一方この戦争から生まれた国際連盟への日本の参加は、国際的な協調路線への傾倒という大正期外交のひとつの特色を象徴するものであった。日本は連盟の常任理事国のひとつとして、一定の国際的な発言力を持つことになった。この時期、国内の「大正デモクラシー」の潮流と相まって軍事力ではなく、外交と経済力による国際的な地位の確立を志向する議論が日本国内でも広く行われていた。
だが、この協調の時代はやがて終わりを告げることになる。国際連盟は、主要国であるアメリカの不参加という構造的な欠陥を抱えており、またヴェルサイユ体制への不満を持つ国々による既存秩序の挑戦が、昭和期に入ると次第に顕在化してくることになる。
昭和六年(一九三一年)の満州事変は、日本が国際的な協調路線から、独自の拡張路線へと舵を切る、最初の決定的な一歩として後の歴史家たちに位置づけられることになる。この満州事変については、次話で改めて触れることとする。

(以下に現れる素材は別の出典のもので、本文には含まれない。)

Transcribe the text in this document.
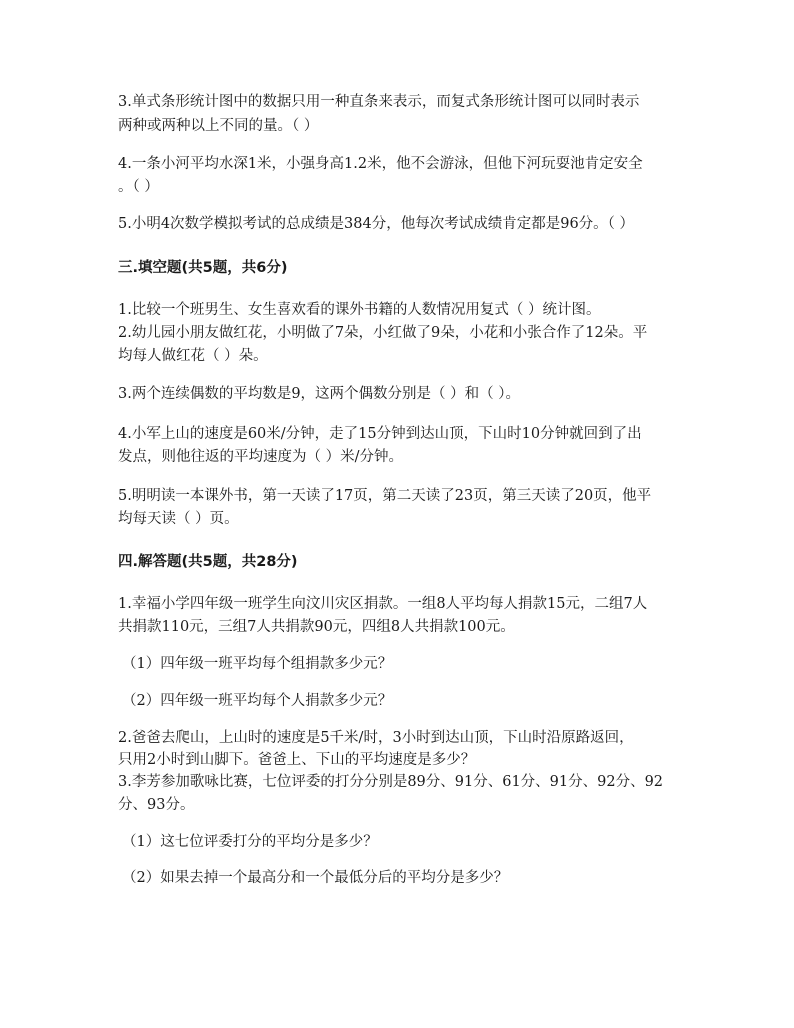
3.单式条形统计图中的数据只用一种直条来表示，而复式条形统计图可以同时表示
两种或两种以上不同的量。（ ）
4.一条小河平均水深1米，小强身高1.2米，他不会游泳，但他下河玩耍池肯定安全
。（ ）
5.小明4次数学模拟考试的总成绩是384分，他每次考试成绩肯定都是96分。（ ）
三.填空题(共5题，共6分)
1.比较一个班男生、女生喜欢看的课外书籍的人数情况用复式（ ）统计图。
2.幼儿园小朋友做红花，小明做了7朵，小红做了9朵，小花和小张合作了12朵。平
均每人做红花（ ）朵。
3.两个连续偶数的平均数是9，这两个偶数分别是（ ）和（ ）。
4.小军上山的速度是60米/分钟，走了15分钟到达山顶，下山时10分钟就回到了出
发点，则他往返的平均速度为（ ）米/分钟。
5.明明读一本课外书，第一天读了17页，第二天读了23页，第三天读了20页，他平
均每天读（ ）页。
四.解答题(共5题，共28分)
1.幸福小学四年级一班学生向汶川灾区捐款。一组8人平均每人捐款15元，二组7人
共捐款110元，三组7人共捐款90元，四组8人共捐款100元。
（1）四年级一班平均每个组捐款多少元？
（2）四年级一班平均每个人捐款多少元？
2.爸爸去爬山，上山时的速度是5千米/时，3小时到达山顶，下山时沿原路返回，
只用2小时到山脚下。爸爸上、下山的平均速度是多少？
3.李芳参加歌咏比赛，七位评委的打分分别是89分、91分、61分、91分、92分、92
分、93分。
（1）这七位评委打分的平均分是多少？
（2）如果去掉一个最高分和一个最低分后的平均分是多少？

第一次世界大戦の終結がもたらした戦後秩序は、北氷道にとって産業的には確かな発展の基盤をもたらすものであったが、同時にその将来に暗い影を落とすものでもあった。北氷道の存在が、日米間の潜在的な対立の種としてすでにパリ講和会議の段階から意識されていたという事実は、二十年後の開戦に向けた長い伏線の始まりを示すものであったのかもしれない。